The timbers were still rolling down all around Simon. A sudden, heavy blow to his shoulder knocked him down, and a long timber rolled over his thigh, pinning him to the ground. He shifted back and forth, pushing against the wood with all his might, but was unable to free himself.
When, moments later, the logs stopped falling, he could hear soft footsteps approach. He tried to turn his head, but a shadow appeared above him, and he closed his eyes, afraid of what he would see. When he dared to open them again, the Venetian stood directly above him.
Silvio cocked his head to the side, smiling, and drew his rapier slowly across Simon’s trembling chest, inch by inch, toward his neck.
“Well, well, look what we have here,” the ambassador whispered. “The loyal, jealous lover. Che dramma! At least now you have a good reason to dislike me.”
Jakob Kuisl and the Regensburg executioner sat silently in a rotten little rowboat heading east down the Danube.
They’d found the worm-eaten boat floating just behind the landing dock and for just a few hellers had talked the ferryman into lending it without any unnecessary or embarrassing questions. At first Kuisl was anything but enthused that the Regensburg executioner had followed him, but when he noticed Teuber’s grim, determined look, he reached out to shake his hand. Whatever was compelling Teuber to help him, Teuber was a friend. And a friend was something Kuisl badly needed at the moment. Pain still throbbed in his left shoulder, and his arms and legs burned red hot one minute, ice cold the next.
“You don’t have to do this,” the Schongau hangman said softly. “I’ll get through this without-”
“Shut your mouth before I change my mind.” Teuber plunged the oar violently into the water as if he were trying to slay a monster in the depths. “I’m not quite sure myself why I’m helping a thick-headed, stubborn old fool like you. And now be quiet and just pretend you’re mending your fishing net. The raftsmen over there are already looking askance at us.”

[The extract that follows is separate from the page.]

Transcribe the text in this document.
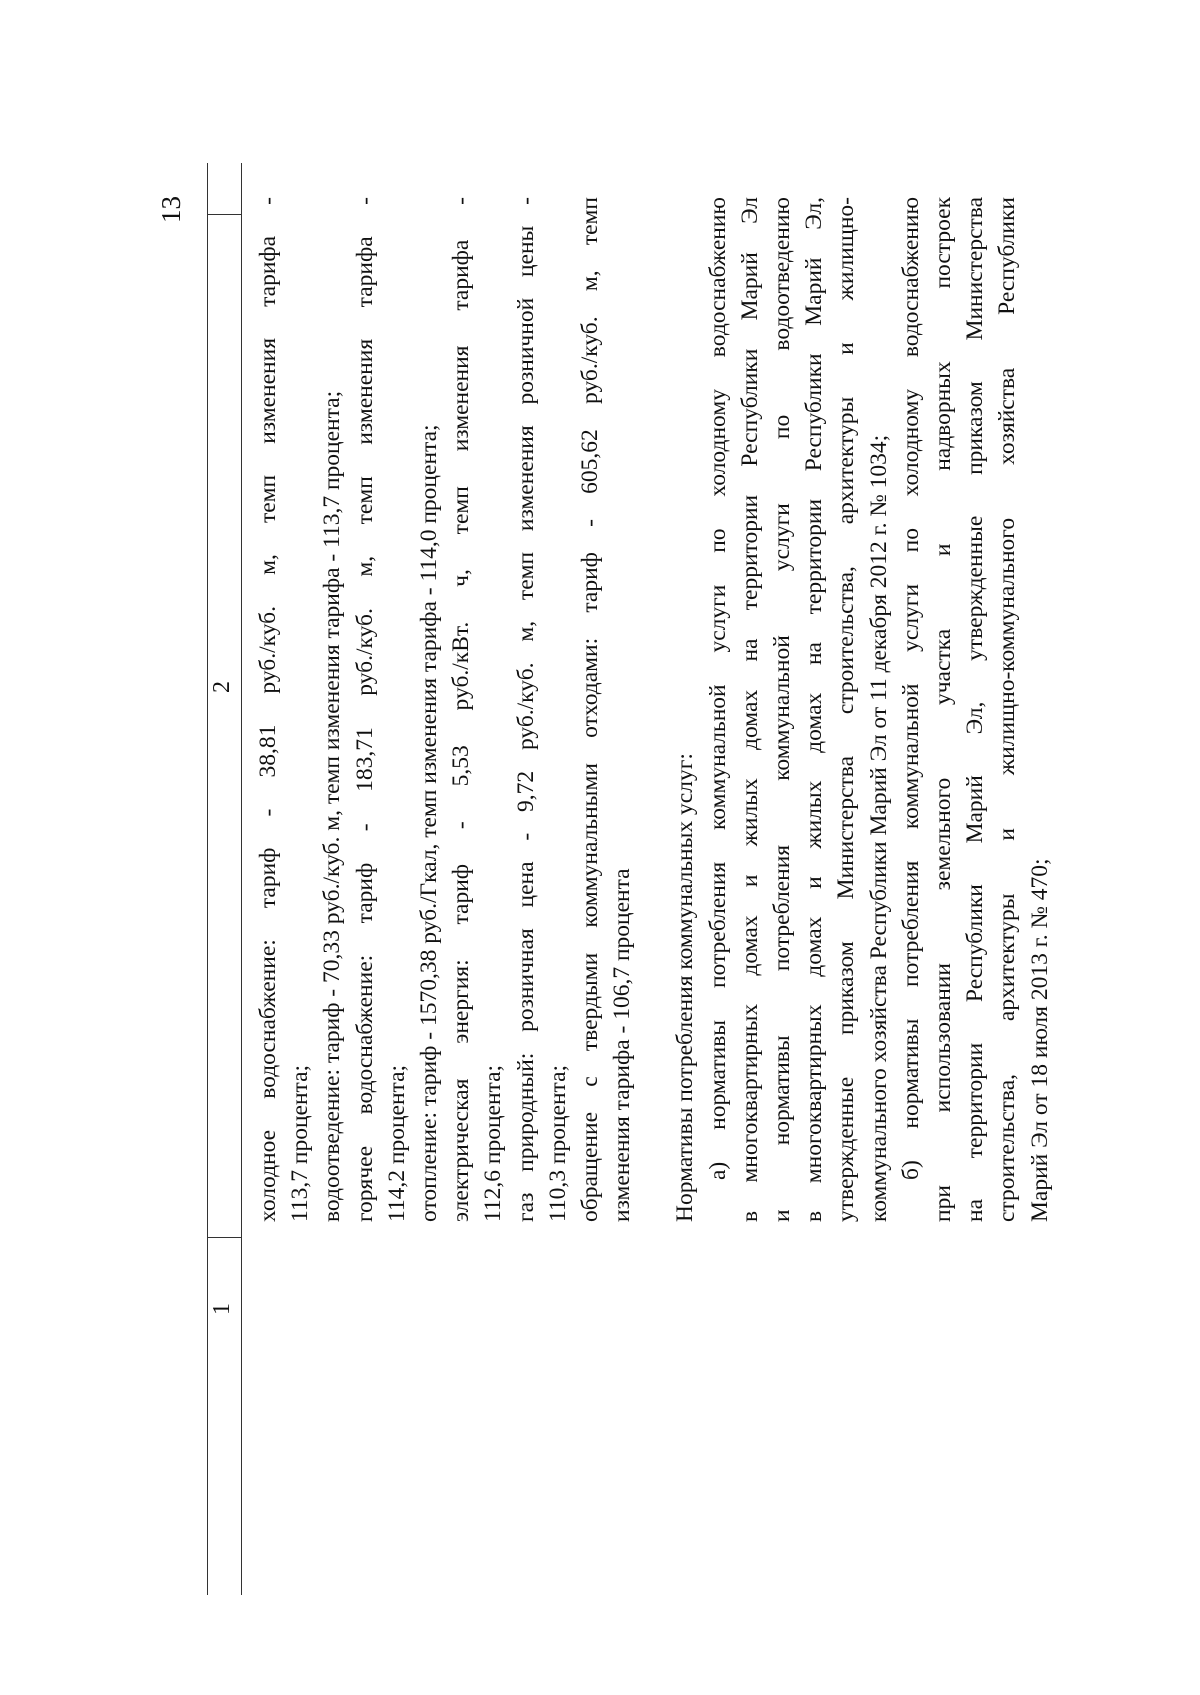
13
1
2 холодное водоснабжение: тариф - 38,81 руб./куб. м, темп изменения тарифа - 113,7 процента; водоотведение: тариф - 70,33 руб./куб. м, темп изменения тарифа - 113,7 процента; горячее водоснабжение: тариф - 183,71 руб./куб. м, темп изменения тарифа - 114,2 процента; отопление: тариф - 1570,38 руб./Гкал, темп изменения тарифа - 114,0 процента; электрическая энергия: тариф - 5,53 руб./кВт. ч, темп изменения тарифа - 112,6 процента; газ природный: розничная цена - 9,72 руб./куб. м, темп изменения розничной цены - 110,3 процента; обращение с твердыми коммунальными отходами: тариф - 605,62 руб./куб. м, темп изменения тарифа - 106,7 процента Нормативы потребления коммунальных услуг: а) нормативы потребления коммунальной услуги по холодному водоснабжению в многоквартирных домах и жилых домах на территории Республики Марий Эл и нормативы потребления коммунальной услуги по водоотведению в многоквартирных домах и жилых домах на территории Республики Марий Эл, утвержденные приказом Министерства строительства, архитектуры и жилищно- коммунального хозяйства Республики Марий Эл от 11 декабря 2012 г. № 1034; б) нормативы потребления коммунальной услуги по холодному водоснабжению при использовании земельного участка и надворных построек на территории Республики Марий Эл, утвержденные приказом Министерства строительства, архитектуры и жилищно-коммунального хозяйства Республики Марий Эл от 18 июля 2013 г. № 470;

Kuisl chuckled and reached behind him for a tangle of nets, which reeked of fish. On his lap he began busily unraveling them. As the boat passed the Upper Wohrd Island and floated through the whirlpool under the Stone Bridge, the two passengers lowered their heads, but none of the guards on the bridge above gave them so much as a glance. To the bailiffs the men in the soiled jackets were just a pair of fishermen headed downstream to cast their nets. For a moment Kuisl thought he saw a small figure on the bridge that reminded him of Simon, but that was surely just his imagination.
For most of the trip the Schongau hangman kept his eyes closed, lost in the images playing out under his eyelids, images from the past that had returned with a vengeance. It seemed his fever had revived all the memories he’d buried so long ago.